Genotoxicity biomarkers ex vivo et in vivo. – GENOTOXTRACK

Genotoxic substances induce DNA damage. DNA double-dtrand breaks (DSBs) are considered the most lethal form of DNA damage as they can result in cell death and, if misrepaired, they have the potential to result in chromosomal translocations and genomic instability.
The H2AX protein phosphorylation at its C-terminal part, gH2AX, is a sensitive and a quantitative way to study DSB and to measure the DNA repair. However, the detection of gH2AX depends on antibodies used on fixed cells. Here, we propose to develop biomarkers to detect and follow DNA damage and their repair mechanisms ex vivo, within living cells, and in alternative animal models.
As a proof-of concept, nanobodies directed against gH2AX will be developed but we will also develop other DSBs and/or repair biomarkers. In addition to the conventional antibodies, llamas produce antibodies only composed of heavy chains and their antigen-binding site is formed by a single domain (VHH or nanobody). After immunization, a llama VHH library will be made and screened by phage display. Nanobodies binding to the gH2AX target will be isolated and their sequence subcloned in fusion with a fluorescent tag in a mammalian vector. Each fluobody will be tested in human cells and different parameters will be assayed (foci formation, signal amplification/disappearance, fluorescent background) to validate the biomarkers.
At this step of the program, we will develop the FRET technology to enhance the signal and follow, at the same time, two markers. Particularly, new markers of repair or apoptosis, on H2AX histone, have been recently described in human cells. We will test different markers association to differenciate specifically among these processes and to follow the cell output of a genotoxic exposure. Biomarkers allowing to follow, real-time, the occurrence of DSB and to determine genotoxicity in vivo, will be patented.
A direct application of our tools will be to study genotoxins, produced by E. coli bacteria -pathogenic or not. Genotoxins induce cell cycle defect and DSBs in host cells. We will study the mechanisms leading to DSBs in order to define new targets for biomarkers and we will use our tools to screen bacteria strains and assay their potential genotoxicity.
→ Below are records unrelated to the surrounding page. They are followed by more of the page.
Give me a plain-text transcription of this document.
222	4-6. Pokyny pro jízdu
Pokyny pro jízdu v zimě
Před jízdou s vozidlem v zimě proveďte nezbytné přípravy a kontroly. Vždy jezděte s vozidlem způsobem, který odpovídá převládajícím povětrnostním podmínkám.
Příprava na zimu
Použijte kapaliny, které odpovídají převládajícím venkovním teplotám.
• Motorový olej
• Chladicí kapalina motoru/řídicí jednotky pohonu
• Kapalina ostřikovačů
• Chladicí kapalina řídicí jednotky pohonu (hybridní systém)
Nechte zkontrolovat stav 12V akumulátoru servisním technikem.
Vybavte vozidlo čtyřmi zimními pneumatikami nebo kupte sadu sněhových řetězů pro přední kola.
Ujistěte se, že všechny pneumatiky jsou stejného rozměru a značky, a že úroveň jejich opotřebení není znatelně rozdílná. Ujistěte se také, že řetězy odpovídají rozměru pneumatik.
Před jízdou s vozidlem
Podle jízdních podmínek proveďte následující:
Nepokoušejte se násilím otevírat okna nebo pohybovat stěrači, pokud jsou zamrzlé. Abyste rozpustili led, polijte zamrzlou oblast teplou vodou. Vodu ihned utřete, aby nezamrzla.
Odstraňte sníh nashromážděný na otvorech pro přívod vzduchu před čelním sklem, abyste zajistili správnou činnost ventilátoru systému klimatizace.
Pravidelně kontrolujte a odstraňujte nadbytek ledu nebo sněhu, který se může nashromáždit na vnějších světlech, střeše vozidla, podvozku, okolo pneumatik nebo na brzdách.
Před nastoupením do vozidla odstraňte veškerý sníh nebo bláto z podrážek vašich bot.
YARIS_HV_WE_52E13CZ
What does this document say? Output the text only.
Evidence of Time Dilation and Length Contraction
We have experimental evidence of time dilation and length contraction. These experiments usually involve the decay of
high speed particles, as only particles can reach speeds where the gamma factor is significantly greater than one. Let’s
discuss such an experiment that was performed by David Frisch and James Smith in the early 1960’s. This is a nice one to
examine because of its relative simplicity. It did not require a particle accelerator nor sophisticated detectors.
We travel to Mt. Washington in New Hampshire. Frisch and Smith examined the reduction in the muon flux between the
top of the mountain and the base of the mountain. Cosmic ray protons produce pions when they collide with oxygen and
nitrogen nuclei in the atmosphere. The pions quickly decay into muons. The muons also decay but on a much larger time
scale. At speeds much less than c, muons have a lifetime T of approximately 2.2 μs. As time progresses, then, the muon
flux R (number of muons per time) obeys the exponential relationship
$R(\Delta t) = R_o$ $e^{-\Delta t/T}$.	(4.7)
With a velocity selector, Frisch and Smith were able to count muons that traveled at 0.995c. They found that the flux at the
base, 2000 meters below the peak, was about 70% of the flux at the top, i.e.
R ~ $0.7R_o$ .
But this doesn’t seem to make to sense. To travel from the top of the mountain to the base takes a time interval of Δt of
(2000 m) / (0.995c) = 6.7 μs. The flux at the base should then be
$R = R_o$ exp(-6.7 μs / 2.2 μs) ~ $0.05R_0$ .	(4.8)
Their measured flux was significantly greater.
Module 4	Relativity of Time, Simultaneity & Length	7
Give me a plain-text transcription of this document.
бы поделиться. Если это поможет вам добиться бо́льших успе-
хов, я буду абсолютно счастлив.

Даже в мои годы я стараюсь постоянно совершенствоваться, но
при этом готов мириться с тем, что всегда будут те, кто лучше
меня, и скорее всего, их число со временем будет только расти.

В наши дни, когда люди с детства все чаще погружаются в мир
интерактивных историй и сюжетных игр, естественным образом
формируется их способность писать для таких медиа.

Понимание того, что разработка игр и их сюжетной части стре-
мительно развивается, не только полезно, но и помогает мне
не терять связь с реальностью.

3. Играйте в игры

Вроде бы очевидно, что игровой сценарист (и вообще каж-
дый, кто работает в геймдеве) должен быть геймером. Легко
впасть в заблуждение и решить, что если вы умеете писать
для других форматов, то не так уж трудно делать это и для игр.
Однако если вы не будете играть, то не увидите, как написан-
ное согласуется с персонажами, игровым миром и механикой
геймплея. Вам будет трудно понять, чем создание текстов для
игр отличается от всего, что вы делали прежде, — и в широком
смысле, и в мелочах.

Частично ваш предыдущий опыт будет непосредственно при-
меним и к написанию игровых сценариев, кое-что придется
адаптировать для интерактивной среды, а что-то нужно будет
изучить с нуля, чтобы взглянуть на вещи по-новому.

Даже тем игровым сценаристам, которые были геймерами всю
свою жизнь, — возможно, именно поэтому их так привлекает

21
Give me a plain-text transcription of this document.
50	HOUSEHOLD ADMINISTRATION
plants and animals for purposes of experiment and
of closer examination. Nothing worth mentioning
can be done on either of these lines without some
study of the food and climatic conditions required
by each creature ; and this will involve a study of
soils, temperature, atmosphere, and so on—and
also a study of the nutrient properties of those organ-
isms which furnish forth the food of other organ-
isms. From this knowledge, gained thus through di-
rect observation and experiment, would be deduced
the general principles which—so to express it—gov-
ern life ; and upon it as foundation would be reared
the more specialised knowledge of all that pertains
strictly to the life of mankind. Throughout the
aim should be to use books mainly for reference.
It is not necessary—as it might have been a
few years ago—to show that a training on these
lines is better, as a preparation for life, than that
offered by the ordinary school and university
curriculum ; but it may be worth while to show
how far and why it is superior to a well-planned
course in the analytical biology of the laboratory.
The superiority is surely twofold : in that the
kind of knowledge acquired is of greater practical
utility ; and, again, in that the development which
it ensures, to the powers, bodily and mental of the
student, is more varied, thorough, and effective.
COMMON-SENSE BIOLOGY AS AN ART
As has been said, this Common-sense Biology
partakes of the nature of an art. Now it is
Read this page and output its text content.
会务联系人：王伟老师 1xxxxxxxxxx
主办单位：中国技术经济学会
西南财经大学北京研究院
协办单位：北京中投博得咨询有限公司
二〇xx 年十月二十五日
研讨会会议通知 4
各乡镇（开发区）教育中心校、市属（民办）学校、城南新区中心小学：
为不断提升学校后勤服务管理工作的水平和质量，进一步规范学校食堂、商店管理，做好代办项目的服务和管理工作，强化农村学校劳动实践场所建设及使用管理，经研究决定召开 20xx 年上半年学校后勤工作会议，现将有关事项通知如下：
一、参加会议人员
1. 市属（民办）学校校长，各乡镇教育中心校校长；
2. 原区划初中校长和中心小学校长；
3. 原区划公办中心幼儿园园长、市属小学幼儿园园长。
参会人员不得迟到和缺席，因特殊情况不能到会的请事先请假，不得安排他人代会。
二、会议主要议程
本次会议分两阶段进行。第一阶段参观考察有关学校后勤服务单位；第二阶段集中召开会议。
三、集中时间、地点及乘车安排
We will particularly focus on intra-S checkpoint as it bridges together replication, repair and cell cycle in a coordinated network. We will also particularly study which repair mechanism is set up in different context (toxic dose, time exposure, mutations/knocked-down) as a deregulation of these processes may lead to genomic instability.
Finally, we plan to transfert our tools in alternative animal models -zebrafish or nematod- to track genotoxic pollutants in rivers and/or soils.
Overall, this project will help to develop exclusive tools to determine the toxicity of known or new substances, and to follow genotoxic stress ex vivo or in vivo. It will help to analyse the cell output after a genotoxic exposure and o predict processes leading to genetic instability.
In conclusion, our tools will help to gain insights on these mechanisms and be used in the prevention and/or diagnosis of exposure to genotoxic, improving environmental protection and human health.